The imaging findings associated with the mass in our case differed from those of the first reported primary pancreatic AML, renal AML, and hepatic AML. In 2004, Heywood et al. (3) described the first known primary pancreatic AML. This mass was located in the uncinate process and was accompanied by hemorrhage, measuring 4.5 × 3 × 2.5 cm. Most of the pathological and immunohistochemical results in that report were similar to those in our case; however, other results such as imaging findings were quite different, which may be due to hemorrhage. The mass in that case appeared heterogeneous on US and as an irregular, thick-walled, cystic mass on a CT scan (3).
Renal AML is located in the renal cortex and exhibits diffusely high echogenicity on US (6). Most renal AMLs demonstrate fat density (less than -20 HU) on a non-enhanced CT scan, although lipid-poor AMLs show high attenuation. On an enhanced CT scan, they show homogeneous enhancement with a prolonged enhancement pattern (678). The MRI signals vary depending on the amount of intratumoral fat. However, with the exception of lipid-poor AMLs, most renal AMLs are easily detected using a fat suppression or chemical shift technique (78).
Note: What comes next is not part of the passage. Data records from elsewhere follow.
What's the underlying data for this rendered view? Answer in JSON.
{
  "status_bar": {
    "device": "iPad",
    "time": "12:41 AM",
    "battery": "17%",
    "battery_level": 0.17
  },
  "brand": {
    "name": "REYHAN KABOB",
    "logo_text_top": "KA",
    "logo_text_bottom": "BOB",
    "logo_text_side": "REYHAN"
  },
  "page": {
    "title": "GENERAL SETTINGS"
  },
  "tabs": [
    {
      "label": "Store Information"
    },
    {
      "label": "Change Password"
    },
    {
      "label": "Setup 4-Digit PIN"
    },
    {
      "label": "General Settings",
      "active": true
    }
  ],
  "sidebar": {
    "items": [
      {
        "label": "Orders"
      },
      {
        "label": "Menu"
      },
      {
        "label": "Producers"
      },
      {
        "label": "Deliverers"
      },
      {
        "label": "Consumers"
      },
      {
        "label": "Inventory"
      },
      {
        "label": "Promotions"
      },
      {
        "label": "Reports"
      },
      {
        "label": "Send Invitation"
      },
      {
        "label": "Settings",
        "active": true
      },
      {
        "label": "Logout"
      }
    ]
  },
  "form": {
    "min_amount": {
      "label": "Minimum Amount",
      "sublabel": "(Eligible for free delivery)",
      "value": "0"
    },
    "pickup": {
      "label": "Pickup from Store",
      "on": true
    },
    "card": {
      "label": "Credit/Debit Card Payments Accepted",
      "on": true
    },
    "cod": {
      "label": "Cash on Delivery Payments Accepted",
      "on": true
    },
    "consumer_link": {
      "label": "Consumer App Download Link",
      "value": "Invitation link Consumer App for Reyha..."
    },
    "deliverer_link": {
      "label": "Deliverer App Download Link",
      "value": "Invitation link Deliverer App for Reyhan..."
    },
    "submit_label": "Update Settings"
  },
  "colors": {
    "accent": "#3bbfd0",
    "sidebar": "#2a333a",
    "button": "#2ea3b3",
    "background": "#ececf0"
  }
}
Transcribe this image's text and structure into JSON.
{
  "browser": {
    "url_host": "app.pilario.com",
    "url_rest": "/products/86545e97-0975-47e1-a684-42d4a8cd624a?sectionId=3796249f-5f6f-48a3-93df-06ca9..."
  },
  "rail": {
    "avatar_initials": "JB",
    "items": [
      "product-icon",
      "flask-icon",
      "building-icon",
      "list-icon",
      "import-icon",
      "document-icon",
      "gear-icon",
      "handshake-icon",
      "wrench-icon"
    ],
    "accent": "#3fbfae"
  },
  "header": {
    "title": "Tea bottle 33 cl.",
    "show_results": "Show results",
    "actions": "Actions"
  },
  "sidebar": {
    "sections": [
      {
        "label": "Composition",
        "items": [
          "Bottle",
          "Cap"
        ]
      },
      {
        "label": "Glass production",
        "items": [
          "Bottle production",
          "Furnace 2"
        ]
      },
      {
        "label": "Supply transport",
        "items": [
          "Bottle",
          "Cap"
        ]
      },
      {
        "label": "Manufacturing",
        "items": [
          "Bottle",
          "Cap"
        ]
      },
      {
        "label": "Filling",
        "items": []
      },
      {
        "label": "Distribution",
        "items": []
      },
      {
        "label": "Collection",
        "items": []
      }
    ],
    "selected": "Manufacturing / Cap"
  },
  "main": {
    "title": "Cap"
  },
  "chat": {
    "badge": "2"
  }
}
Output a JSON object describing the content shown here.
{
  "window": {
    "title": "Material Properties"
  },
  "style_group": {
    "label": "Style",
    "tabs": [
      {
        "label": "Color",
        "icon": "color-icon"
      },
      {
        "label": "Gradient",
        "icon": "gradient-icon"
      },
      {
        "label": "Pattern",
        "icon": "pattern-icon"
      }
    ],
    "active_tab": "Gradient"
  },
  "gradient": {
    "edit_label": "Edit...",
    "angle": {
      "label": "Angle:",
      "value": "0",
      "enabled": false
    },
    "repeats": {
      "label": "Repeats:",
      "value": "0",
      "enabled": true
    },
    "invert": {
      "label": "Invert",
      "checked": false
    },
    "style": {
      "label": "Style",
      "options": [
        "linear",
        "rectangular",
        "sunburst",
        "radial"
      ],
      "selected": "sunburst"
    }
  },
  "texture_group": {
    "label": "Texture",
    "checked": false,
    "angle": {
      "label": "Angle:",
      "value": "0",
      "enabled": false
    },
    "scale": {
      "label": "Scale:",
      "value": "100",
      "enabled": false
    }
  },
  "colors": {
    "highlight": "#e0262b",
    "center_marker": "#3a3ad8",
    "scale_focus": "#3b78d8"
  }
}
Hepatic AMLs appear as well-circumscribed, hyperechogenic lesions and may show relative hypervascularity on US (89). Unlike renal AMLs, 50% of hepatic AMLs lack an appreciable fat content. As a result, hepatic AMLs show two different imaging types on a CT scan. One type is a lipid-poor hepatic AML with a peripheral angiomyomatous component and soft tissue attenuation. The other type is a lipid-rich hepatic AML with an attenuation value less than -20 HU (9). In the early phase, hepatic AMLs demonstrate marked enhancement with or without visible large central vessels (10). On MR, hepatic AMLs have the same imaging characteristics as renal AMLs (78910). In conclusion, CT and MRI imaging findings of a primary pancreatic AML in our patient differ from those of the first reported primary pancreatic AML as well as renal and hepatic AMLs.
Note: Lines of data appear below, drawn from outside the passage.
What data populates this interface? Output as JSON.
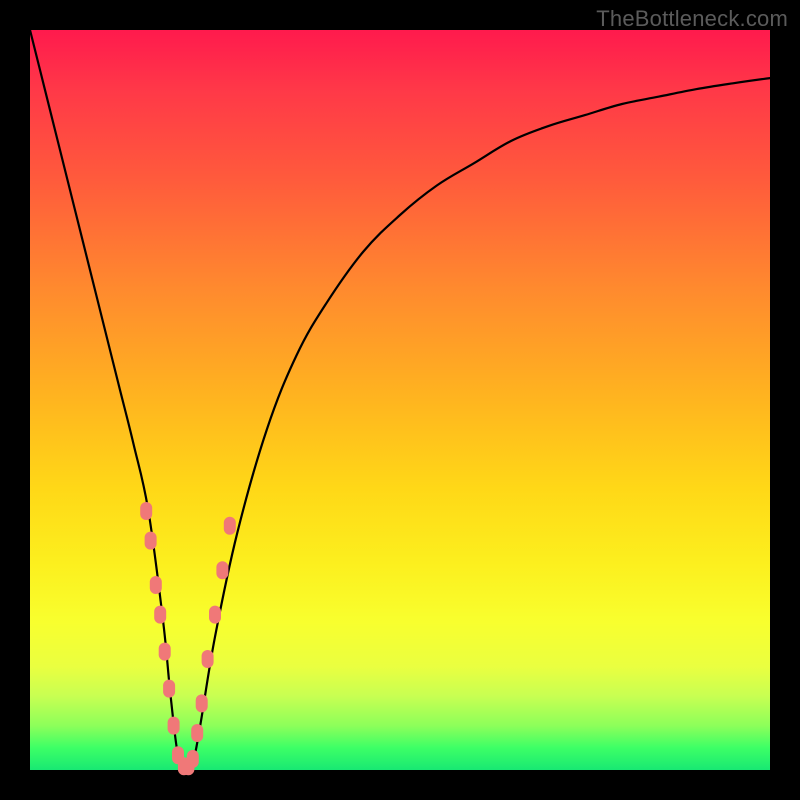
{
  "watermark": "TheBottleneck.com",
  "chart_data": {
    "type": "line",
    "title": "",
    "xlabel": "",
    "ylabel": "",
    "xlim": [
      0,
      100
    ],
    "ylim": [
      0,
      100
    ],
    "series": [
      {
        "name": "bottleneck-curve",
        "x": [
          0,
          2,
          4,
          6,
          8,
          10,
          12,
          14,
          16,
          18,
          19,
          20,
          21,
          22,
          23,
          25,
          28,
          32,
          36,
          40,
          45,
          50,
          55,
          60,
          65,
          70,
          75,
          80,
          85,
          90,
          95,
          100
        ],
        "y": [
          100,
          92,
          84,
          76,
          68,
          60,
          52,
          44,
          35,
          20,
          10,
          2,
          0,
          1,
          6,
          18,
          32,
          46,
          56,
          63,
          70,
          75,
          79,
          82,
          85,
          87,
          88.5,
          90,
          91,
          92,
          92.8,
          93.5
        ]
      }
    ],
    "markers": {
      "color": "#f07878",
      "points": [
        {
          "x": 15.7,
          "y": 35
        },
        {
          "x": 16.3,
          "y": 31
        },
        {
          "x": 17.0,
          "y": 25
        },
        {
          "x": 17.6,
          "y": 21
        },
        {
          "x": 18.2,
          "y": 16
        },
        {
          "x": 18.8,
          "y": 11
        },
        {
          "x": 19.4,
          "y": 6
        },
        {
          "x": 20.0,
          "y": 2
        },
        {
          "x": 20.8,
          "y": 0.5
        },
        {
          "x": 21.4,
          "y": 0.5
        },
        {
          "x": 22.0,
          "y": 1.5
        },
        {
          "x": 22.6,
          "y": 5
        },
        {
          "x": 23.2,
          "y": 9
        },
        {
          "x": 24.0,
          "y": 15
        },
        {
          "x": 25.0,
          "y": 21
        },
        {
          "x": 26.0,
          "y": 27
        },
        {
          "x": 27.0,
          "y": 33
        }
      ]
    }
  }
}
To date, this is the first known report describing CT, EUS, PET and MRI imaging findings of a primary pancreatic AML without hemorrhage. This report has limitations owing to the scarcity of documented cases of primary pancreatic AML. Further evaluation is recommended to establish the general imaging features, standard imaging modalities, and prognostic factors.